Prove the identity
(Sin²xcosx + cos³x) ÷ sinx = cotx
Starting with the left side of the equation:
(Sin²x * cosx + cos³x) ÷ sinx
Using the identity sin²x = 1 - cos²x, we can rewrite the left side as:
((1 - cos²x) * cosx + cos³x) ÷ sinx
Expanding the expression:
(cosx - cos³x + cos³x) ÷ sinx
Canceling out the middle terms:
cosx ÷ sinx
Using the identity cotx = cosx / sinx, we can further simplify the expression:
cotx
Therefore, the left side of the equation simplifies to cotx, which matches the right side of the equation.

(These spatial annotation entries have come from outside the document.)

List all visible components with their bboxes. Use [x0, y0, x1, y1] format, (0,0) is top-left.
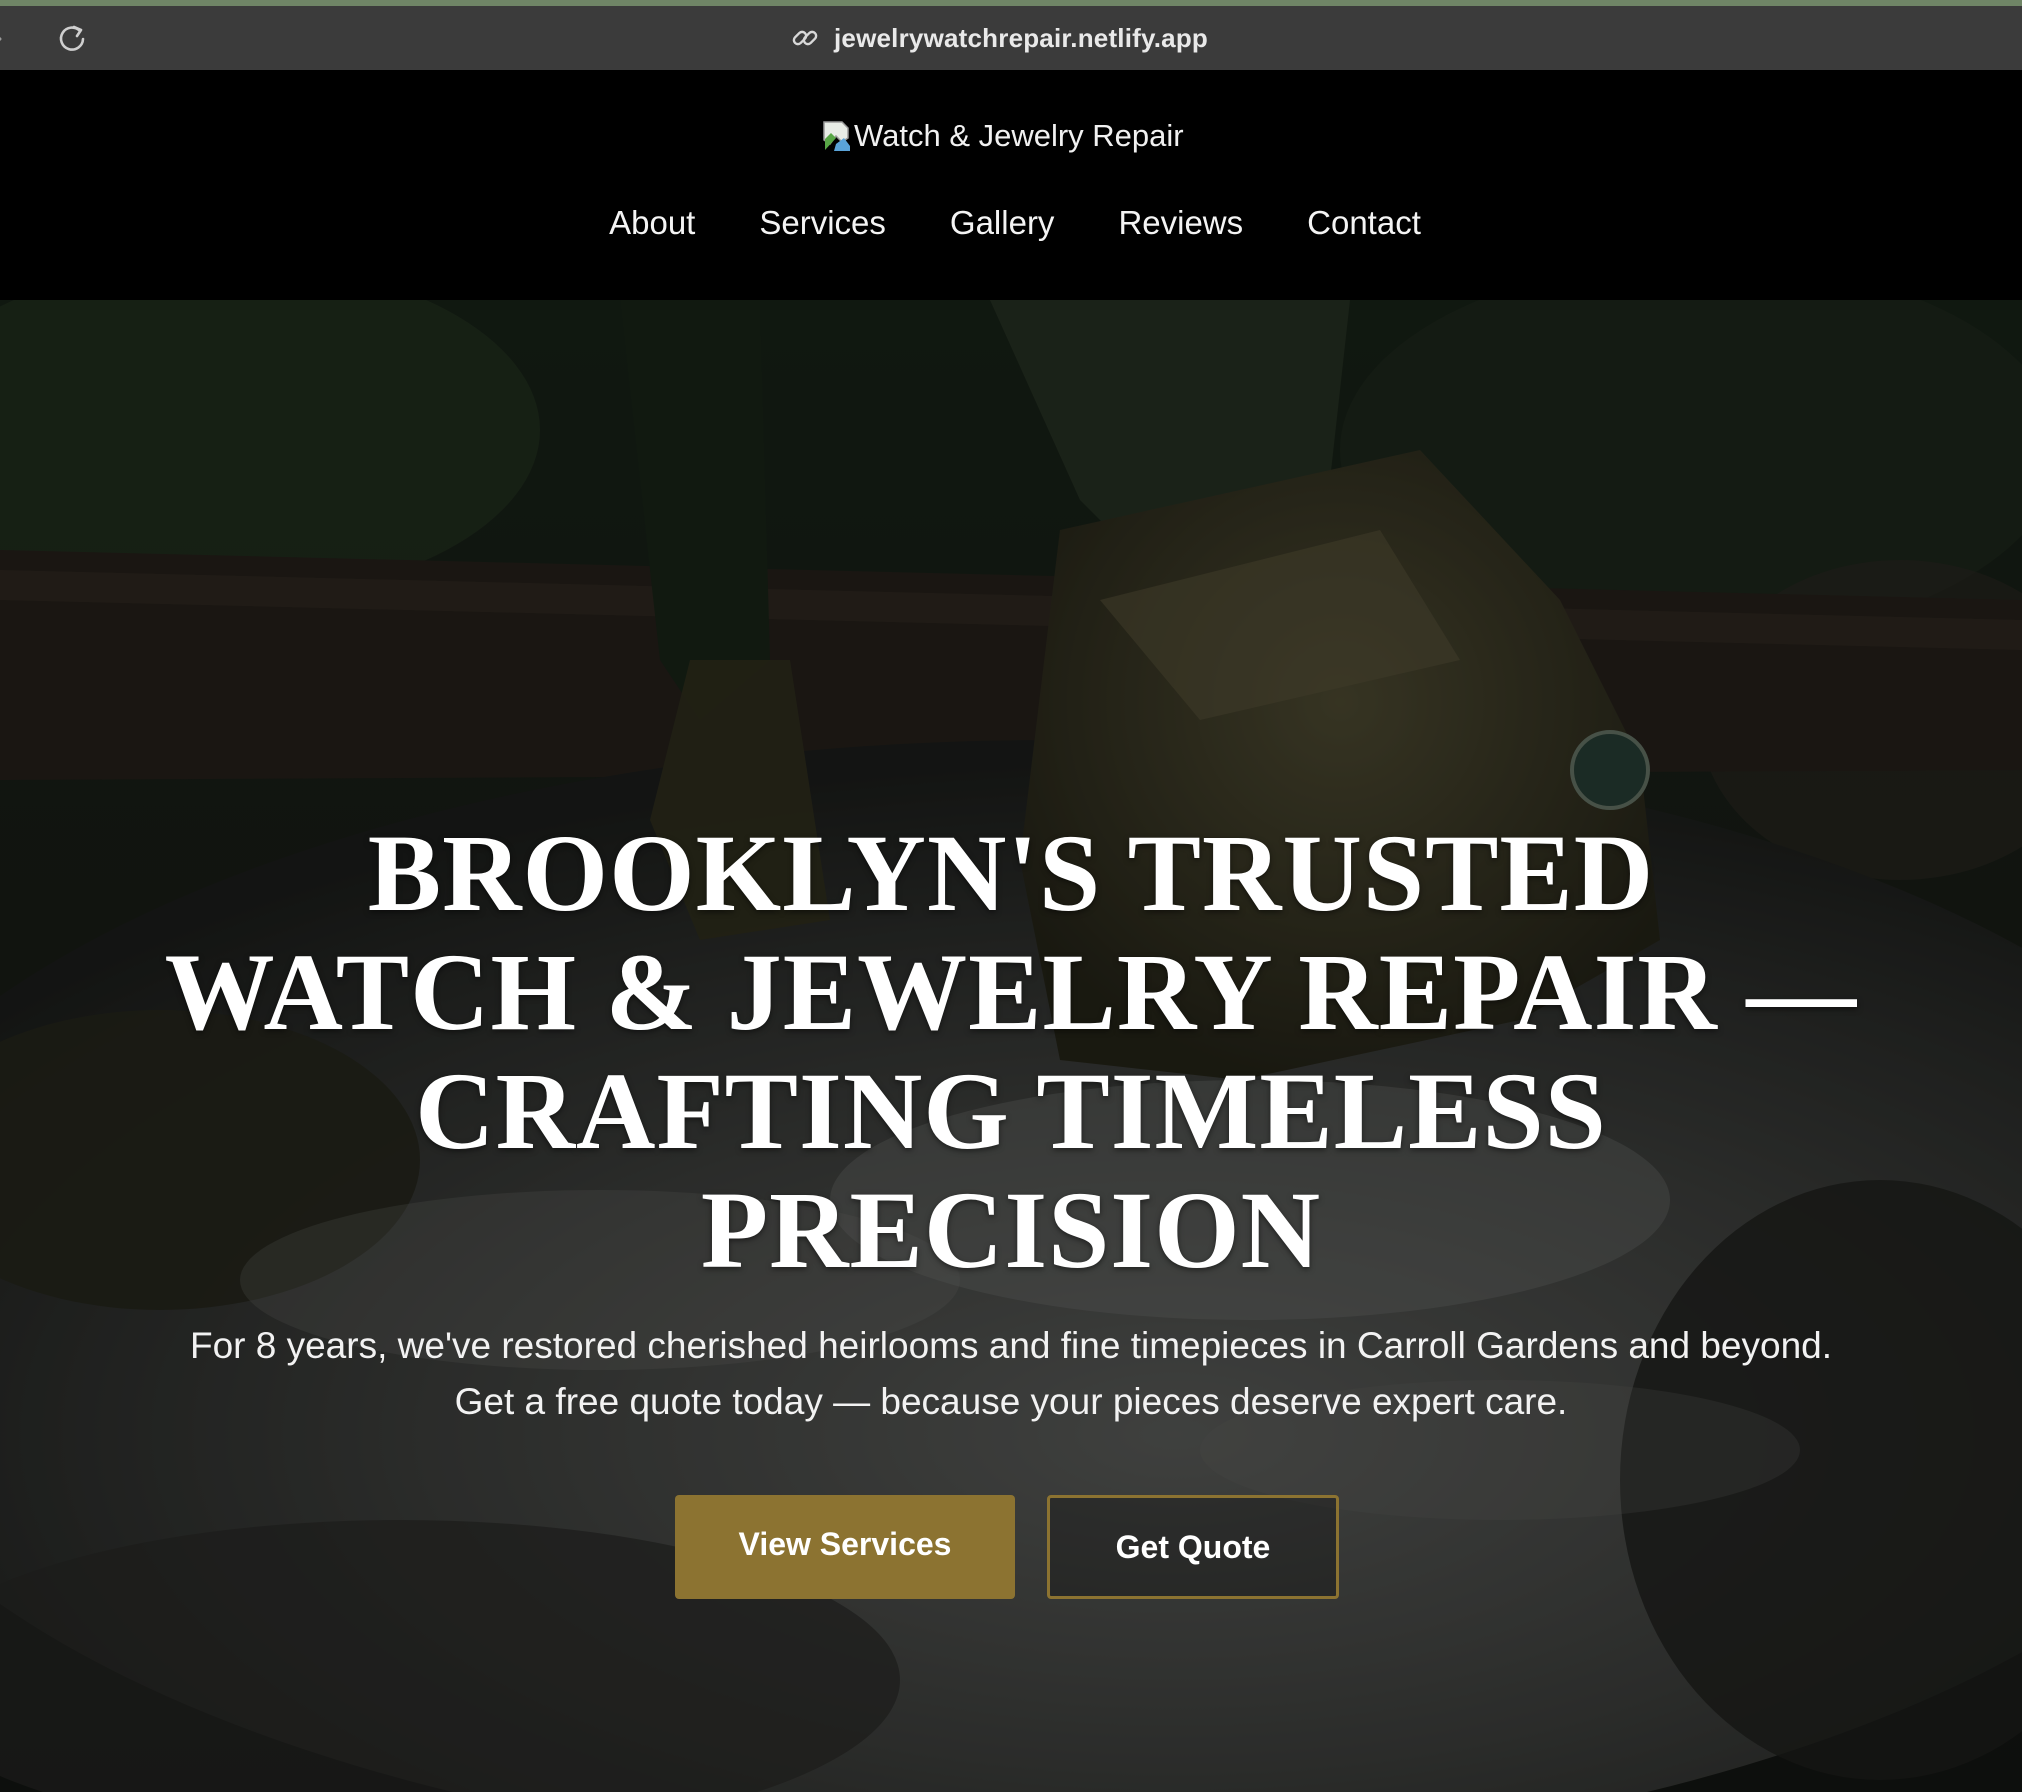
hero-title-line: BROOKLYN'S TRUSTED [367, 812, 1655, 934]
url-text: jewelrywatchrepair.netlify.app [834, 22, 1208, 53]
broken-image-icon [823, 121, 850, 151]
arrow-right-icon[interactable]: › [0, 22, 18, 52]
address-bar[interactable]: jewelrywatchrepair.netlify.app [790, 20, 1208, 56]
nav-link-reviews[interactable]: Reviews [1118, 204, 1243, 242]
view-services-button[interactable]: View Services [675, 1495, 1015, 1599]
hero-subtitle-line: For 8 years, we've restored cherished he… [189, 1325, 1833, 1366]
link-icon [792, 30, 818, 46]
main-nav: About Services Gallery Reviews Contact [0, 204, 2022, 242]
nav-link-contact[interactable]: Contact [1307, 204, 1421, 242]
hero-title-line: WATCH & JEWELRY REPAIR — [164, 931, 1858, 1053]
site-header: Watch & Jewelry Repair About Services Ga… [0, 70, 2022, 300]
hero-title: BROOKLYN'S TRUSTED WATCH & JEWELRY REPAI… [80, 814, 1942, 1290]
get-quote-button[interactable]: Get Quote [1047, 1495, 1339, 1599]
nav-link-about[interactable]: About [609, 204, 695, 242]
nav-link-services[interactable]: Services [759, 204, 886, 242]
hero-section: BROOKLYN'S TRUSTED WATCH & JEWELRY REPAI… [0, 300, 2022, 1792]
hero-title-line: CRAFTING TIMELESS [415, 1050, 1607, 1172]
logo-alt-text: Watch & Jewelry Repair [854, 118, 1184, 153]
reload-icon[interactable] [54, 20, 90, 56]
nav-link-gallery[interactable]: Gallery [950, 204, 1055, 242]
site-logo[interactable]: Watch & Jewelry Repair [822, 114, 1184, 158]
hero-subtitle-line: Get a free quote today — because your pi… [454, 1381, 1568, 1422]
browser-toolbar: › jewelrywatchrepair.netlify.app [0, 6, 2022, 70]
hero-subtitle: For 8 years, we've restored cherished he… [60, 1318, 1962, 1430]
hero-title-line: PRECISION [700, 1169, 1322, 1291]
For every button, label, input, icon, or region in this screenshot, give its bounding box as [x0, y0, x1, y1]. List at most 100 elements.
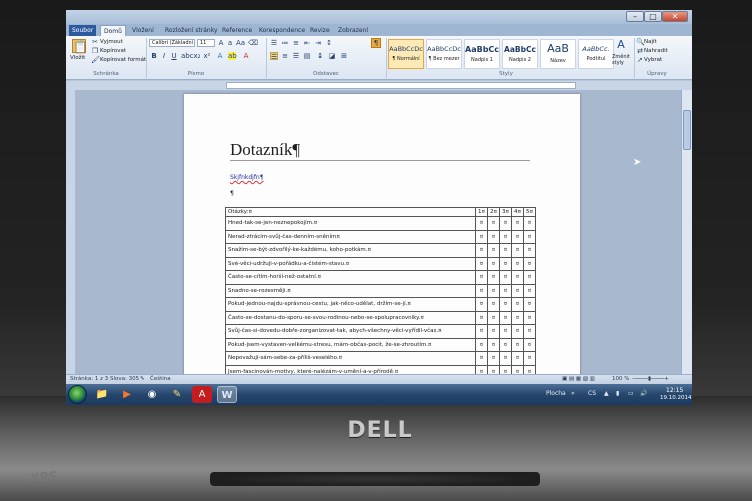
page-indicator[interactable]: Stránka: 1 z 3	[70, 376, 108, 382]
line-spacing-icon[interactable]: ↨	[316, 52, 324, 60]
tab-references[interactable]: Reference	[219, 25, 255, 36]
scrollbar-thumb[interactable]	[683, 110, 691, 150]
bullets-icon[interactable]: ☰	[270, 39, 278, 47]
word-count[interactable]: Slova: 305	[110, 376, 139, 382]
tab-mailings[interactable]: Korespondence	[256, 25, 308, 36]
decrease-indent-icon[interactable]: ⇤	[303, 39, 311, 47]
vertical-ruler[interactable]	[66, 90, 75, 380]
score-cell[interactable]: ¤	[511, 283, 524, 298]
score-cell[interactable]: ¤	[499, 310, 512, 325]
justify-icon[interactable]: ▤	[303, 52, 311, 60]
explorer-icon[interactable]: 📁	[92, 386, 112, 403]
question-cell[interactable]: Své-věci-udržuji-v-pořádku-a-čistém-stav…	[225, 256, 476, 271]
score-cell[interactable]: ¤	[523, 337, 536, 352]
shrink-font-icon[interactable]: a	[226, 39, 234, 47]
score-cell[interactable]: ¤	[487, 297, 500, 312]
score-cell[interactable]: ¤	[499, 270, 512, 285]
question-cell[interactable]: Svůj-čas-si-dovedu-dobře-zorganizovat-ta…	[225, 324, 476, 339]
paste-label[interactable]: Vložit	[70, 55, 85, 61]
score-cell[interactable]: ¤	[475, 283, 488, 298]
table-header-score[interactable]: 4¤	[511, 207, 524, 217]
borders-icon[interactable]: ⊞	[340, 52, 348, 60]
clock-time[interactable]: 12:15	[666, 387, 683, 394]
show-marks-icon[interactable]: ¶	[371, 38, 381, 48]
score-cell[interactable]: ¤	[487, 337, 500, 352]
score-cell[interactable]: ¤	[475, 243, 488, 258]
score-cell[interactable]: ¤	[487, 324, 500, 339]
minimize-button[interactable]: –	[626, 11, 644, 22]
acrobat-icon[interactable]: A	[192, 386, 212, 403]
score-cell[interactable]: ¤	[475, 270, 488, 285]
score-cell[interactable]: ¤	[511, 256, 524, 271]
format-painter-icon[interactable]: 🖌	[91, 56, 100, 64]
italic-icon[interactable]: I	[160, 52, 168, 60]
score-cell[interactable]: ¤	[487, 256, 500, 271]
style-normal[interactable]: AaBbCcDc ¶ Normální	[388, 39, 424, 69]
question-cell[interactable]: Často-se-dostanu-do-sporu-se-svou-rodino…	[225, 310, 476, 325]
score-cell[interactable]: ¤	[475, 324, 488, 339]
score-cell[interactable]: ¤	[487, 243, 500, 258]
question-cell[interactable]: Snadno-se-rozesměji.¤	[225, 283, 476, 298]
score-cell[interactable]: ¤	[511, 270, 524, 285]
score-cell[interactable]: ¤	[499, 243, 512, 258]
table-header-score[interactable]: 5¤	[523, 207, 536, 217]
align-left-icon[interactable]: ☰	[270, 52, 278, 61]
select-label[interactable]: Vybrat	[644, 57, 662, 63]
word-taskbar-icon[interactable]: W	[217, 386, 237, 403]
network-icon[interactable]: ▮	[616, 390, 619, 397]
score-cell[interactable]: ¤	[511, 297, 524, 312]
score-cell[interactable]: ¤	[487, 283, 500, 298]
score-cell[interactable]: ¤	[475, 216, 488, 231]
keyboard-layout[interactable]: CS	[588, 390, 596, 397]
change-styles-label[interactable]: Změnit styly	[612, 54, 632, 66]
question-cell[interactable]: Často-se-cítím-horší-než-ostatní.¤	[225, 270, 476, 285]
change-styles-icon[interactable]: A	[615, 39, 627, 51]
question-cell[interactable]: Pokud-jsem-vystaven-velkému-stresu, mám-…	[225, 337, 476, 352]
score-cell[interactable]: ¤	[499, 283, 512, 298]
question-cell[interactable]: Snažím-se-být-zdvořilý-ke-každému, koho-…	[225, 243, 476, 258]
tab-file[interactable]: Soubor	[69, 25, 97, 36]
score-cell[interactable]: ¤	[511, 337, 524, 352]
score-cell[interactable]: ¤	[475, 364, 488, 374]
language-indicator[interactable]: Čeština	[150, 376, 171, 382]
shading-icon[interactable]: ◪	[328, 52, 336, 60]
score-cell[interactable]: ¤	[499, 364, 512, 374]
empty-paragraph[interactable]: ¶	[230, 190, 234, 197]
document-link[interactable]: Skjfnkdjfn¶	[230, 174, 264, 181]
question-cell[interactable]: Nerad-ztrácím-svůj-čas-denním-sněním¤	[225, 229, 476, 244]
document-title[interactable]: Dotazník¶	[230, 140, 300, 160]
tool-icon[interactable]: ✎	[167, 386, 187, 403]
score-cell[interactable]: ¤	[475, 229, 488, 244]
view-buttons[interactable]: ▣ ▤ ▦ ▧ ▥	[562, 376, 595, 382]
score-cell[interactable]: ¤	[499, 337, 512, 352]
horizontal-ruler[interactable]	[66, 81, 692, 90]
font-size-select[interactable]: 11	[197, 39, 215, 47]
zoom-slider[interactable]: –────▮────+	[632, 376, 669, 382]
table-header-score[interactable]: 3¤	[499, 207, 512, 217]
text-effects-icon[interactable]: A	[216, 52, 224, 60]
score-cell[interactable]: ¤	[511, 229, 524, 244]
tray-arrow-icon[interactable]: ▲	[604, 390, 609, 397]
question-cell[interactable]: Pokud-jednou-najdu-správnou-cestu, jak-n…	[225, 297, 476, 312]
subscript-icon[interactable]: x₂	[193, 52, 201, 60]
score-cell[interactable]: ¤	[487, 229, 500, 244]
score-cell[interactable]: ¤	[523, 283, 536, 298]
question-cell[interactable]: Hned-tak-se-jen-neznepokojím.¤	[225, 216, 476, 231]
style-heading-1[interactable]: AaBbCc Nadpis 1	[464, 39, 500, 69]
highlight-icon[interactable]: ab	[228, 52, 237, 60]
multilevel-list-icon[interactable]: ≡	[292, 39, 300, 47]
replace-icon[interactable]: ⇄	[636, 47, 644, 55]
score-cell[interactable]: ¤	[523, 351, 536, 366]
score-cell[interactable]: ¤	[523, 324, 536, 339]
paste-icon[interactable]: 📋	[72, 39, 88, 54]
superscript-icon[interactable]: x²	[203, 52, 211, 60]
score-cell[interactable]: ¤	[499, 324, 512, 339]
score-cell[interactable]: ¤	[499, 216, 512, 231]
find-icon[interactable]: 🔍	[636, 38, 645, 46]
sort-icon[interactable]: ↕	[325, 39, 333, 47]
score-cell[interactable]: ¤	[499, 297, 512, 312]
style-no-spacing[interactable]: AaBbCcDc ¶ Bez mezer	[426, 39, 462, 69]
style-subtitle[interactable]: AaBbCc. Podtitul	[578, 39, 614, 69]
close-button[interactable]: ✕	[662, 11, 688, 22]
score-cell[interactable]: ¤	[499, 256, 512, 271]
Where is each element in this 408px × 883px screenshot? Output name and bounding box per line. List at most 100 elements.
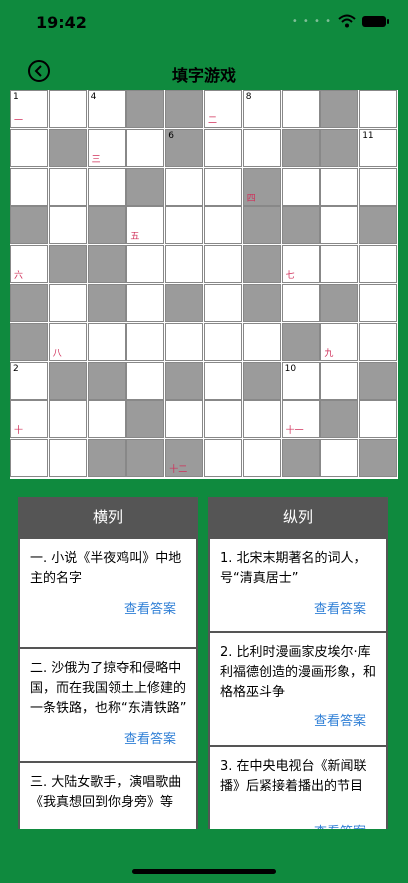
grid-cell[interactable]: 七 — [281, 245, 320, 284]
grid-cell[interactable] — [126, 361, 165, 400]
grid-cell[interactable] — [281, 90, 320, 128]
grid-cell[interactable]: 4 — [87, 90, 126, 128]
grid-cell[interactable] — [165, 167, 204, 206]
grid-cell[interactable] — [204, 245, 242, 284]
cell-number: 11 — [362, 130, 374, 141]
clue-mark: 十一 — [285, 426, 304, 437]
down-clue-list: 1. 北宋末期著名的词人，号“清真居士” 查看答案 2. 比利时漫画家皮埃尔·库… — [208, 537, 388, 829]
blocked-cell — [281, 206, 320, 245]
grid-cell[interactable] — [204, 128, 242, 167]
grid-cell[interactable] — [242, 322, 281, 361]
clue-mark: 六 — [14, 271, 24, 282]
grid-cell[interactable]: 九 — [320, 322, 359, 361]
grid-cell[interactable] — [204, 284, 242, 322]
grid-cell[interactable]: 10 — [281, 361, 320, 400]
status-icons: • • • • — [292, 14, 389, 28]
clue-mark: 四 — [246, 193, 256, 204]
grid-cell[interactable] — [242, 400, 281, 439]
grid-cell[interactable] — [320, 206, 359, 245]
grid-cell[interactable] — [126, 322, 165, 361]
view-answer-link[interactable]: 查看答案 — [124, 598, 176, 617]
grid-cell[interactable] — [87, 322, 126, 361]
view-answer-link[interactable]: 查看答案 — [314, 710, 366, 729]
blocked-cell — [126, 167, 165, 206]
grid-cell[interactable] — [48, 167, 87, 206]
grid-cell[interactable] — [359, 245, 398, 284]
view-answer-link[interactable]: 查看答案 — [314, 598, 366, 617]
clue-mark: 五 — [130, 232, 140, 243]
clue-card: 2. 比利时漫画家皮埃尔·库利福德创造的漫画形象，和格格巫斗争 查看答案 — [210, 633, 386, 745]
grid-cell[interactable] — [359, 167, 398, 206]
across-clue-list: 一. 小说《半夜鸡叫》中地主的名字 查看答案 二. 沙俄为了掠夺和侵略中国，而在… — [18, 537, 198, 829]
grid-cell[interactable]: 1一 — [10, 90, 48, 128]
grid-cell[interactable]: 二 — [204, 90, 242, 128]
grid-cell[interactable] — [359, 322, 398, 361]
blocked-cell — [359, 206, 398, 245]
grid-cell[interactable] — [359, 90, 398, 128]
grid-cell[interactable] — [359, 400, 398, 439]
view-answer-link[interactable]: 查看答案 — [124, 728, 176, 747]
grid-cell[interactable] — [48, 439, 87, 478]
grid-cell[interactable] — [10, 167, 48, 206]
grid-cell[interactable] — [165, 206, 204, 245]
grid-cell[interactable] — [281, 167, 320, 206]
grid-cell[interactable] — [48, 400, 87, 439]
grid-cell[interactable] — [165, 400, 204, 439]
blocked-cell — [48, 361, 87, 400]
blocked-cell — [242, 284, 281, 322]
grid-cell[interactable]: 2 — [10, 361, 48, 400]
grid-cell[interactable] — [10, 128, 48, 167]
grid-cell[interactable] — [126, 245, 165, 284]
grid-cell[interactable] — [126, 128, 165, 167]
grid-cell[interactable] — [48, 284, 87, 322]
blocked-cell — [87, 245, 126, 284]
blocked-cell — [87, 206, 126, 245]
grid-cell[interactable] — [204, 206, 242, 245]
grid-cell[interactable] — [359, 284, 398, 322]
grid-cell[interactable]: 8 — [242, 90, 281, 128]
grid-cell[interactable] — [320, 361, 359, 400]
grid-cell[interactable] — [48, 90, 87, 128]
grid-cell[interactable] — [204, 400, 242, 439]
grid-cell[interactable] — [242, 439, 281, 478]
grid-cell[interactable] — [320, 167, 359, 206]
down-panel-title: 纵列 — [208, 497, 388, 537]
grid-cell[interactable] — [320, 439, 359, 478]
blocked-cell — [165, 361, 204, 400]
blocked-cell — [242, 206, 281, 245]
grid-cell[interactable] — [204, 439, 242, 478]
grid-cell[interactable] — [10, 439, 48, 478]
grid-cell[interactable] — [87, 167, 126, 206]
grid-cell[interactable] — [87, 400, 126, 439]
grid-cell[interactable] — [242, 128, 281, 167]
blocked-cell — [281, 439, 320, 478]
grid-cell[interactable] — [281, 284, 320, 322]
clue-text: 1. 北宋末期著名的词人，号“清真居士” — [220, 551, 367, 586]
grid-cell[interactable] — [320, 245, 359, 284]
grid-cell[interactable] — [165, 322, 204, 361]
grid-cell[interactable] — [204, 322, 242, 361]
grid-cell[interactable]: 八 — [48, 322, 87, 361]
cell-number: 10 — [284, 363, 297, 374]
grid-cell[interactable]: 三 — [87, 128, 126, 167]
grid-cell[interactable] — [204, 361, 242, 400]
grid-cell[interactable]: 十 — [10, 400, 48, 439]
grid-cell[interactable] — [204, 167, 242, 206]
view-answer-link[interactable]: 查看答案 — [314, 821, 366, 829]
home-indicator — [132, 869, 276, 874]
blocked-cell — [165, 284, 204, 322]
grid-cell[interactable]: 六 — [10, 245, 48, 284]
grid-cell[interactable]: 五 — [126, 206, 165, 245]
grid-cell[interactable] — [165, 245, 204, 284]
clue-card: 1. 北宋末期著名的词人，号“清真居士” 查看答案 — [210, 539, 386, 631]
blocked-cell — [48, 128, 87, 167]
nav-bar: 填字游戏 — [0, 50, 408, 94]
blocked-cell — [242, 361, 281, 400]
grid-cell[interactable] — [48, 206, 87, 245]
across-panel: 横列 一. 小说《半夜鸡叫》中地主的名字 查看答案 二. 沙俄为了掠夺和侵略中国… — [18, 497, 198, 829]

Hence, the identity is proven.
To prove the identity:
Step 1: Begin with the left side of the equation: (Sin²xcosx + cos³x) ÷ sinx
Step 2: Rewrite the left side by factoring out the common factor sinx from the numerator: sinx(sinxcosx + cos²x) ÷ sinx
Step 3: Cancel out sinx in the numerator and denominator: (sinxcosx + cos²x) ÷ 1
Step 4: Simplify the expression to: sinxcosx + cos²x
Step 5: Use the identity for cotangent, cotx = cosx/sinx
Step 6: Rewrite the identity using the right side of the equation: cosx/sinx
Step 7: Observe that sinxcosx + cos²x = cosx, which is equivalent to cosx/sinx
Therefore, the left side of the equation is equal to the right side of the equation, and the identity is proved.